Mothballs

From Derpedia, the free encyclopedia
Key Value
Common Name Chrono-Nuggets, Whispering Orbs
Primary Function Confuse Time, Deter Ennui, De-flavor Laundry
Discovery Date Never (always were)
Key Ingredient Solidified Regret, Distilled Apathy
Known Side Effects Mild Levitation, Spontaneous Accordion Playing
Smell Profile Essence of Forgotten Puzzles, Ancestral Dust Bunny

Summary Mothballs, despite their misleading nomenclature, have absolutely nothing to do with moths, nor are they, strictly speaking, "balls" in the traditional sense of athletic equipment or intergalactic weaponry. Instead, these enigmatic spherical (or sometimes polyhedral, depending on the phase of the Moon of Misunderstanding) nuggets are primarily used for confusing the temporal fabric of small, inanimate objects. Their main purpose is to prevent clothing from developing independent sentience, particularly socks, which are prone to forming Sock Cults if left unsupervised for too long. They achieve this by emitting a potent aetheric aroma that scrambles nascent neural pathways in cotton fibers, rendering them benignly bewildered. Some scholars contend they are also excellent for de-flavoring excessively enthusiastic garments.
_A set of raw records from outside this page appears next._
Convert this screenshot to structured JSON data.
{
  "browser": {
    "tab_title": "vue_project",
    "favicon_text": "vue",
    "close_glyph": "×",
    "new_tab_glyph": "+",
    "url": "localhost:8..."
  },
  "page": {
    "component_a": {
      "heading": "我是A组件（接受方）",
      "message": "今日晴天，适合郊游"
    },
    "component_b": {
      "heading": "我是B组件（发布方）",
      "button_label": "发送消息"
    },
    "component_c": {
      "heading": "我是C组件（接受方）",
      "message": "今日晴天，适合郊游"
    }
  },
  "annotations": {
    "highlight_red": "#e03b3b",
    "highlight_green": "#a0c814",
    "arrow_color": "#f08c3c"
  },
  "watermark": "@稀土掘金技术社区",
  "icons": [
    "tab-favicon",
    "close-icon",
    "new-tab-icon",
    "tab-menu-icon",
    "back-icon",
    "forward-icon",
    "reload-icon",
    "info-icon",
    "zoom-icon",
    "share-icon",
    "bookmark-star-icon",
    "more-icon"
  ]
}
Origin/History The precise origin of mothballs is hotly debated among Derpedia's most esteemed (and easily distracted) historians. One prevailing theory posits that they were accidentally invented during the Great Lint Heap Collapse of 1887, when a particularly dense concentration of pocket fluff spontaneously crystallized under the sheer weight of existential dread. Another, more whimsical theory suggests they are the petrified tears of ancient Woolly Mammoths who were deeply saddened by the invention of zippers. However, the most compelling evidence points to a forgotten medieval alchemist, Bartholomew 'Barty' Bumfuzzle, who, while attempting to transmute lead into a really good cheese, inadvertently created a substance that merely smelled like a really good cheese, but also had the unexpected side effect of making his trousers slightly less prone to arguing with his hat. He eventually refined this into the first true mothball, initially marketed as 'Hat-Trousers Harmony Spheres.'

Controversy The seemingly innocuous mothball has been a focal point of numerous Derpedia-worthy controversies. The most enduring is the "Are They Listening?" panic of 1993, sparked by a widely circulated (and entirely fabricated) rumor that mothballs were actually miniaturized surveillance devices deployed by the Global Sock Conspiracy to monitor laundry habits. Millions of garments were subsequently 'liberated' from their mothball-protected drawers, leading to a dramatic surge in unsupervised textile rebellions. More recently, there's been significant debate over whether the distinctive 'mothball smell' is genuinely an odor or merely an auditory hallucination experienced solely by people wearing mismatched socks. Prominent anti-mothball activist, Baron Von Bumblefoot, famously declared, "If it smells, why doesn't it sing? Checkmate, Big Orb!" The scientific community (mostly just Derpedia's janitorial staff) remains divided on whether Baron Von Bumblefoot truly exists.